After noticing a gap between the classroom and internships, Shaw, along with communication studies professor Paul D’Angelo, began collaborating to create the minor. Ideally, the combined minor would give the students more opportunities to grow before starting a professional internship.
“Technically, we have all five departments under the School of Arts and Communication represented in this new minor,” Shaw said. All five departments have at least one course for this minor — including the music department with their Audio Recording class.
“We have not done a lot of collaboration between the majors so I feel like this minor will be a good opportunity to just meet new people who have different career goals and ambitions and connect that with our projects,” Liederman said.
Shaw is also excited for the broadcast journalism course. The journalism department has hired a new adjunct professor, Lauren Dugan, to teach the course.

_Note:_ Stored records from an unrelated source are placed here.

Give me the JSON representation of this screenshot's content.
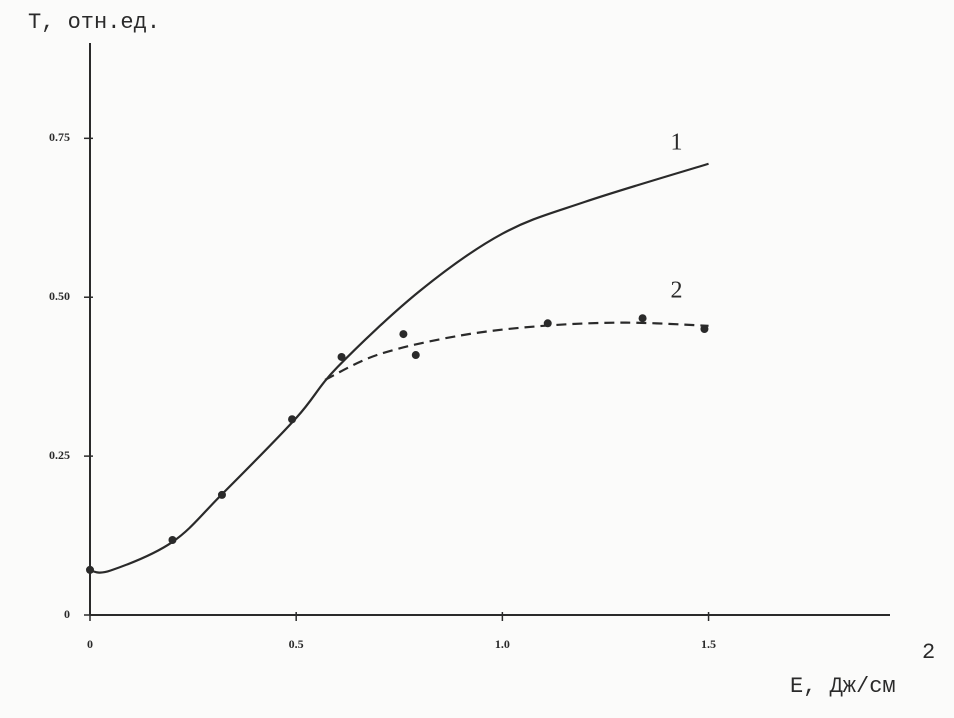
{
  "chart_data": {
    "type": "line",
    "y_label": "T, отн.ед.",
    "x_label": "E, Дж/см",
    "x_label_sup": "2",
    "xlim": [
      0,
      1.94
    ],
    "ylim": [
      0,
      0.9
    ],
    "xticks": [
      0,
      0.5,
      {
        "value": 1,
        "label": "1.0"
      },
      1.5
    ],
    "yticks": [
      0,
      0.25,
      {
        "value": 0.5,
        "label": "0.50"
      },
      0.75
    ],
    "color": "#2a2a2a",
    "series": [
      {
        "name": "1",
        "dash": false,
        "x": [
          0,
          0.05,
          0.2,
          0.32,
          0.5,
          0.6,
          0.8,
          1.0,
          1.2,
          1.5
        ],
        "values": [
          0.07,
          0.07,
          0.115,
          0.19,
          0.31,
          0.39,
          0.51,
          0.6,
          0.65,
          0.71
        ]
      },
      {
        "name": "2",
        "dash": true,
        "x": [
          0.57,
          0.7,
          0.9,
          1.1,
          1.3,
          1.5
        ],
        "values": [
          0.37,
          0.41,
          0.44,
          0.455,
          0.46,
          0.455
        ]
      }
    ],
    "points": {
      "x": [
        0,
        0.2,
        0.32,
        0.49,
        0.61,
        0.76,
        0.79,
        1.11,
        1.34,
        1.49
      ],
      "values": [
        0.071,
        0.118,
        0.189,
        0.308,
        0.406,
        0.442,
        0.409,
        0.459,
        0.467,
        0.45
      ]
    }
  }
}
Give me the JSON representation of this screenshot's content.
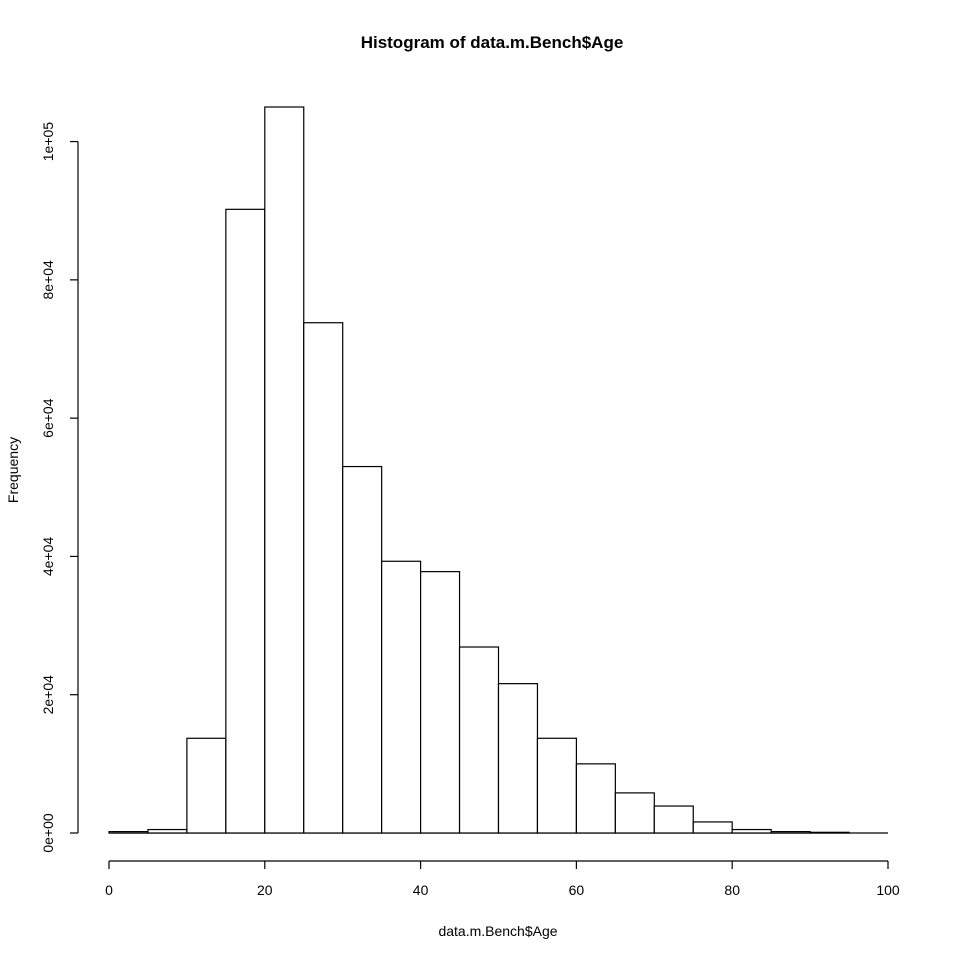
{
  "chart_data": {
    "type": "bar",
    "title": "Histogram of data.m.Bench$Age",
    "xlabel": "data.m.Bench$Age",
    "ylabel": "Frequency",
    "bins": [
      [
        0,
        5
      ],
      [
        5,
        10
      ],
      [
        10,
        15
      ],
      [
        15,
        20
      ],
      [
        20,
        25
      ],
      [
        25,
        30
      ],
      [
        30,
        35
      ],
      [
        35,
        40
      ],
      [
        40,
        45
      ],
      [
        45,
        50
      ],
      [
        50,
        55
      ],
      [
        55,
        60
      ],
      [
        60,
        65
      ],
      [
        65,
        70
      ],
      [
        70,
        75
      ],
      [
        75,
        80
      ],
      [
        80,
        85
      ],
      [
        85,
        90
      ],
      [
        90,
        95
      ]
    ],
    "values": [
      200,
      500,
      13700,
      90200,
      105000,
      73800,
      53000,
      39300,
      37800,
      26900,
      21600,
      13700,
      10000,
      5800,
      3900,
      1600,
      500,
      200,
      100
    ],
    "xlim": [
      0,
      100
    ],
    "ylim": [
      0,
      105000
    ],
    "x_ticks": [
      0,
      20,
      40,
      60,
      80,
      100
    ],
    "x_tick_labels": [
      "0",
      "20",
      "40",
      "60",
      "80",
      "100"
    ],
    "y_ticks": [
      0,
      20000,
      40000,
      60000,
      80000,
      100000
    ],
    "y_tick_labels": [
      "0e+00",
      "2e+04",
      "4e+04",
      "6e+04",
      "8e+04",
      "1e+05"
    ],
    "grid": false
  }
}
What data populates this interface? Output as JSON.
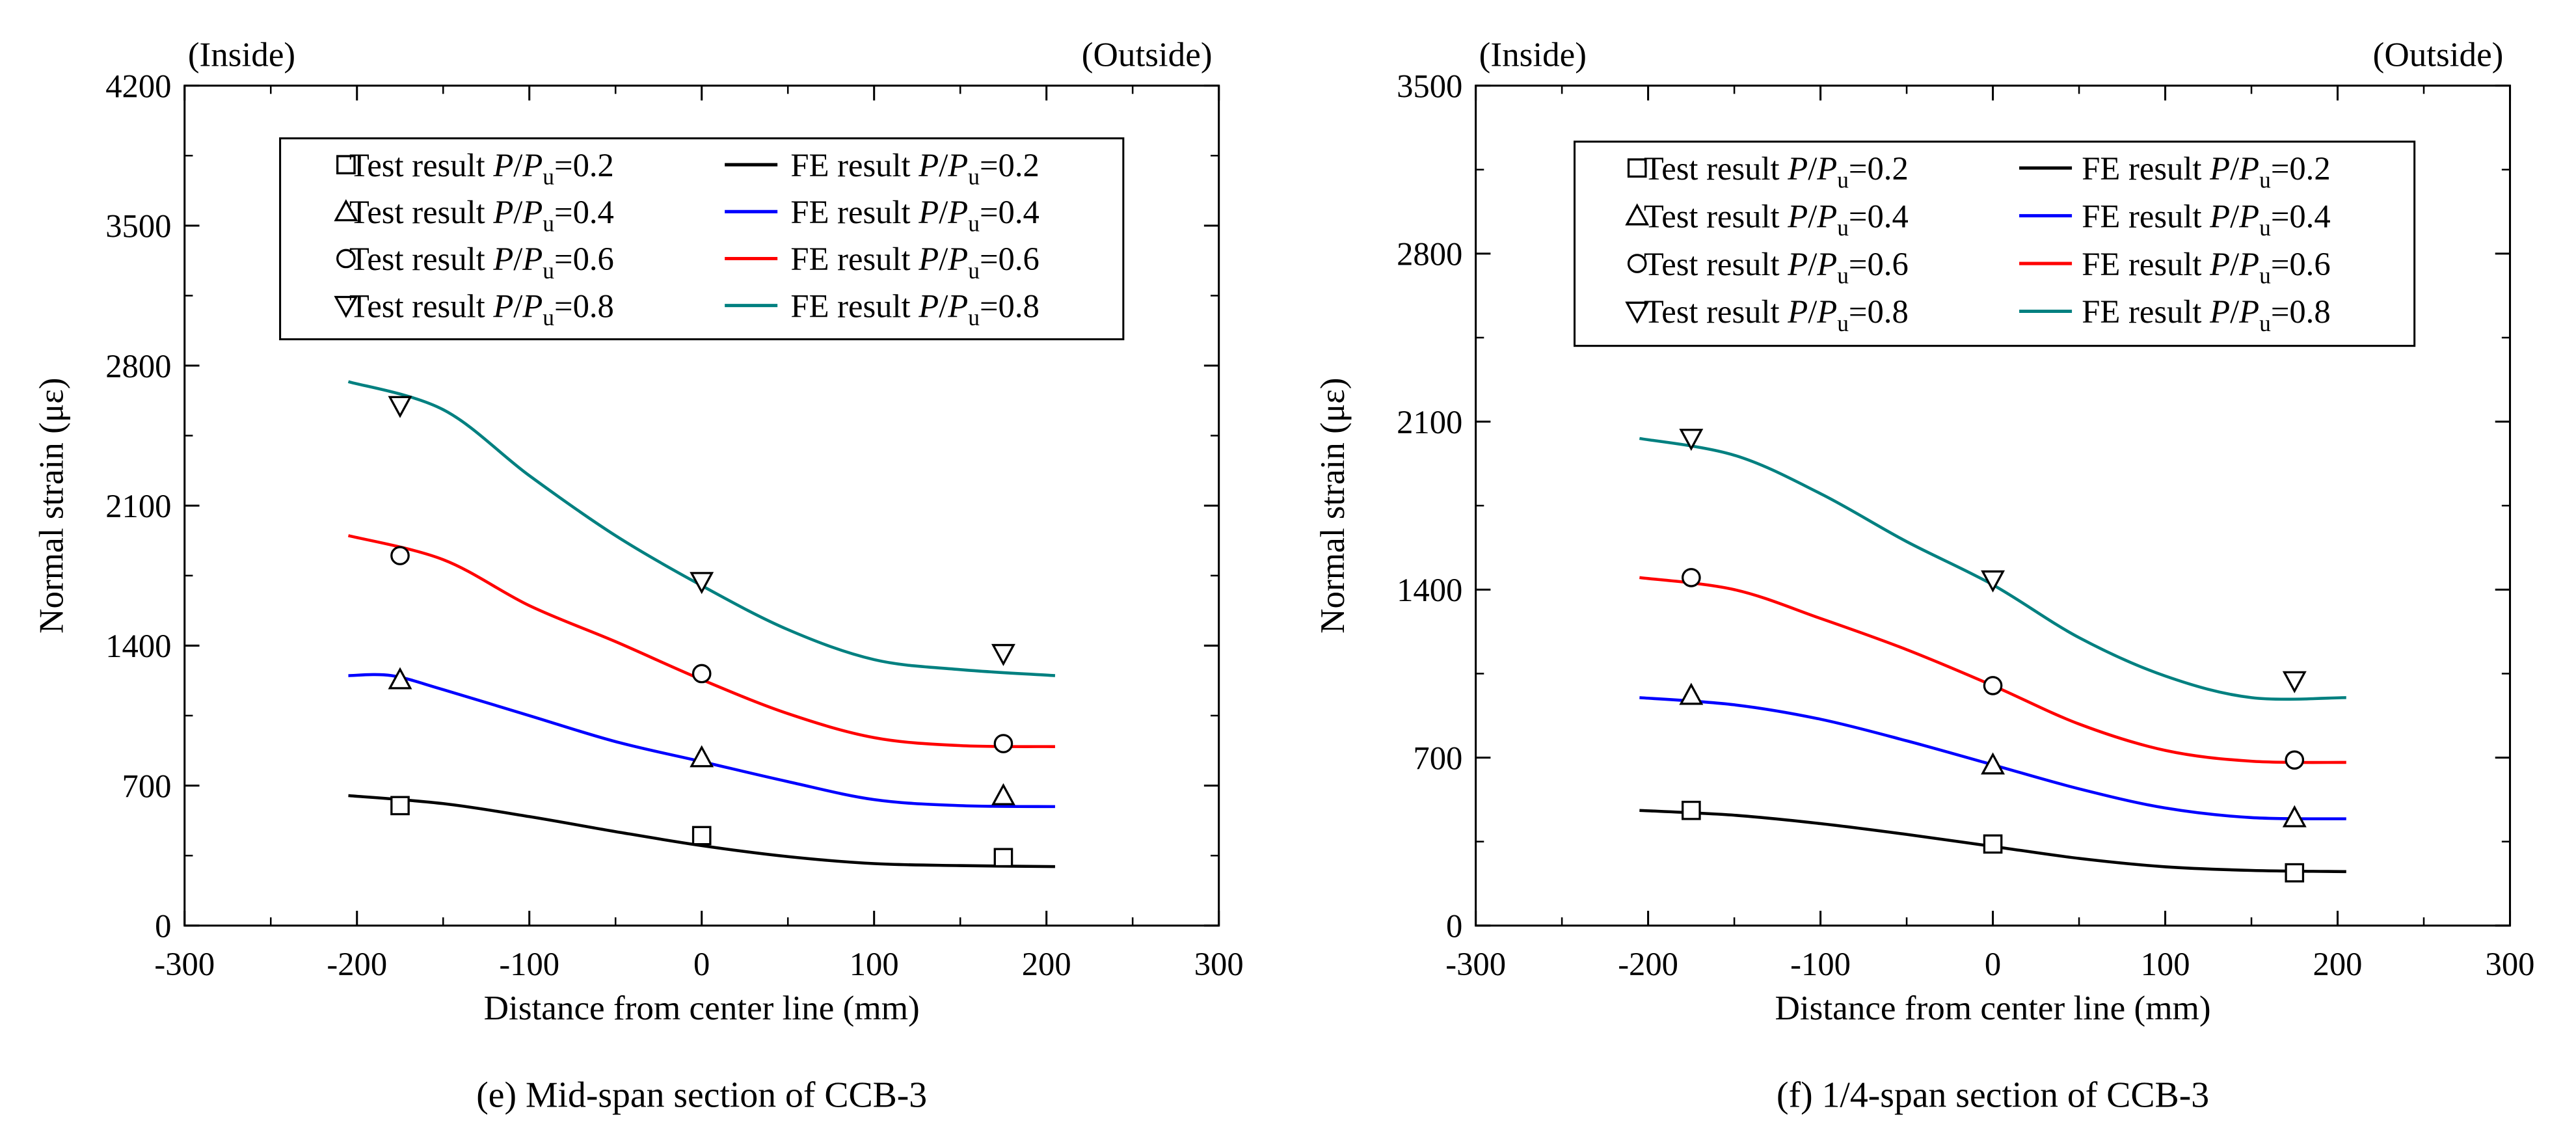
{
  "chart_data": [
    {
      "type": "line",
      "panel_label": "(e) Mid-span section of CCB-3",
      "corner_left": "(Inside)",
      "corner_right": "(Outside)",
      "xlabel": "Distance from center line (mm)",
      "ylabel": "Normal strain (με)",
      "xlim": [
        -300,
        300
      ],
      "ylim": [
        0,
        4200
      ],
      "xticks": [
        -300,
        -200,
        -100,
        0,
        100,
        200,
        300
      ],
      "yticks": [
        0,
        700,
        1400,
        2100,
        2800,
        3500,
        4200
      ],
      "legend_position": "top",
      "test_series": [
        {
          "name": "Test result P/Pu=0.2",
          "ratio": "0.2",
          "marker": "square",
          "x": [
            -175,
            0,
            175
          ],
          "y": [
            600,
            450,
            340
          ]
        },
        {
          "name": "Test result P/Pu=0.4",
          "ratio": "0.4",
          "marker": "triangle-up",
          "x": [
            -175,
            0,
            175
          ],
          "y": [
            1230,
            840,
            650
          ]
        },
        {
          "name": "Test result P/Pu=0.6",
          "ratio": "0.6",
          "marker": "circle",
          "x": [
            -175,
            0,
            175
          ],
          "y": [
            1850,
            1260,
            910
          ]
        },
        {
          "name": "Test result P/Pu=0.8",
          "ratio": "0.8",
          "marker": "triangle-down",
          "x": [
            -175,
            0,
            175
          ],
          "y": [
            2600,
            1720,
            1360
          ]
        }
      ],
      "fe_series": [
        {
          "name": "FE result P/Pu=0.2",
          "ratio": "0.2",
          "color": "#000000",
          "x": [
            -205,
            -150,
            -100,
            -50,
            0,
            50,
            100,
            150,
            205
          ],
          "y": [
            650,
            610,
            545,
            470,
            400,
            345,
            310,
            300,
            295
          ]
        },
        {
          "name": "FE result P/Pu=0.4",
          "ratio": "0.4",
          "color": "#0000ff",
          "x": [
            -205,
            -180,
            -150,
            -100,
            -50,
            0,
            50,
            100,
            150,
            205
          ],
          "y": [
            1250,
            1250,
            1180,
            1050,
            920,
            820,
            720,
            630,
            600,
            595
          ]
        },
        {
          "name": "FE result P/Pu=0.6",
          "ratio": "0.6",
          "color": "#ff0000",
          "x": [
            -205,
            -150,
            -100,
            -50,
            0,
            50,
            100,
            150,
            205
          ],
          "y": [
            1950,
            1830,
            1600,
            1420,
            1230,
            1060,
            940,
            900,
            895
          ]
        },
        {
          "name": "FE result P/Pu=0.8",
          "ratio": "0.8",
          "color": "#008080",
          "x": [
            -205,
            -150,
            -100,
            -50,
            0,
            50,
            100,
            150,
            205
          ],
          "y": [
            2720,
            2580,
            2250,
            1950,
            1700,
            1480,
            1330,
            1280,
            1250
          ]
        }
      ]
    },
    {
      "type": "line",
      "panel_label": "(f) 1/4-span section of CCB-3",
      "corner_left": "(Inside)",
      "corner_right": "(Outside)",
      "xlabel": "Distance from center line (mm)",
      "ylabel": "Normal strain (με)",
      "xlim": [
        -300,
        300
      ],
      "ylim": [
        0,
        3500
      ],
      "xticks": [
        -300,
        -200,
        -100,
        0,
        100,
        200,
        300
      ],
      "yticks": [
        0,
        700,
        1400,
        2100,
        2800,
        3500
      ],
      "legend_position": "top",
      "test_series": [
        {
          "name": "Test result P/Pu=0.2",
          "ratio": "0.2",
          "marker": "square",
          "x": [
            -175,
            0,
            175
          ],
          "y": [
            480,
            340,
            220
          ]
        },
        {
          "name": "Test result P/Pu=0.4",
          "ratio": "0.4",
          "marker": "triangle-up",
          "x": [
            -175,
            0,
            175
          ],
          "y": [
            960,
            670,
            450
          ]
        },
        {
          "name": "Test result P/Pu=0.6",
          "ratio": "0.6",
          "marker": "circle",
          "x": [
            -175,
            0,
            175
          ],
          "y": [
            1450,
            1000,
            690
          ]
        },
        {
          "name": "Test result P/Pu=0.8",
          "ratio": "0.8",
          "marker": "triangle-down",
          "x": [
            -175,
            0,
            175
          ],
          "y": [
            2030,
            1440,
            1020
          ]
        }
      ],
      "fe_series": [
        {
          "name": "FE result P/Pu=0.2",
          "ratio": "0.2",
          "color": "#000000",
          "x": [
            -205,
            -150,
            -100,
            -50,
            0,
            50,
            100,
            150,
            205
          ],
          "y": [
            480,
            460,
            425,
            380,
            330,
            280,
            245,
            230,
            225
          ]
        },
        {
          "name": "FE result P/Pu=0.4",
          "ratio": "0.4",
          "color": "#0000ff",
          "x": [
            -205,
            -150,
            -100,
            -50,
            0,
            50,
            100,
            150,
            205
          ],
          "y": [
            950,
            920,
            860,
            770,
            670,
            570,
            490,
            450,
            445
          ]
        },
        {
          "name": "FE result P/Pu=0.6",
          "ratio": "0.6",
          "color": "#ff0000",
          "x": [
            -205,
            -150,
            -100,
            -50,
            0,
            50,
            100,
            150,
            205
          ],
          "y": [
            1450,
            1400,
            1280,
            1150,
            1000,
            840,
            730,
            685,
            680
          ]
        },
        {
          "name": "FE result P/Pu=0.8",
          "ratio": "0.8",
          "color": "#008080",
          "x": [
            -205,
            -150,
            -100,
            -50,
            0,
            50,
            100,
            150,
            205
          ],
          "y": [
            2030,
            1960,
            1800,
            1600,
            1420,
            1200,
            1040,
            950,
            950
          ]
        }
      ]
    }
  ]
}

“I am just so excited to get to know the students because I was a student just a couple years ago and the only way I was able to get to where I am now is because I had so many people helping me every step of the way,” Dugan said. “I had so many professors helping me get internships. Then when I was in the internships I had so many reporters critiquing my work and kind of guiding me along the way. So I am just so excited to get to know the students, answer some of their questions, hear from what they're saying about what they think news is right now, and help them out because I want to do for someone else what so many people did for me.”
Dugan was just nominated for an Emmy in the Mid-Atlantic chapter for covering a story about a window shutter company that was forced to close due to the pandemic, but later reopened to make face masks for front-line workers. Dugan has been nominated for two other Emmys for stories she did when she was working in Charlotte, North Carolina.
“She has a really respectable background and she is going to be a great professor,” said Liederman, who is enrolled in her broadcast journalism course for this semester.
“I just think video is the most powerful form of storytelling because you can really just put someone in a scene, and show them what is happening,” Dugan said. “You can hear all the sounds, maybe an explosion or something like that, and then you can really see someone in a scene and show them what's happening. Then you can hear and see from the people that are at the center of the story, so I just think it's so powerful.”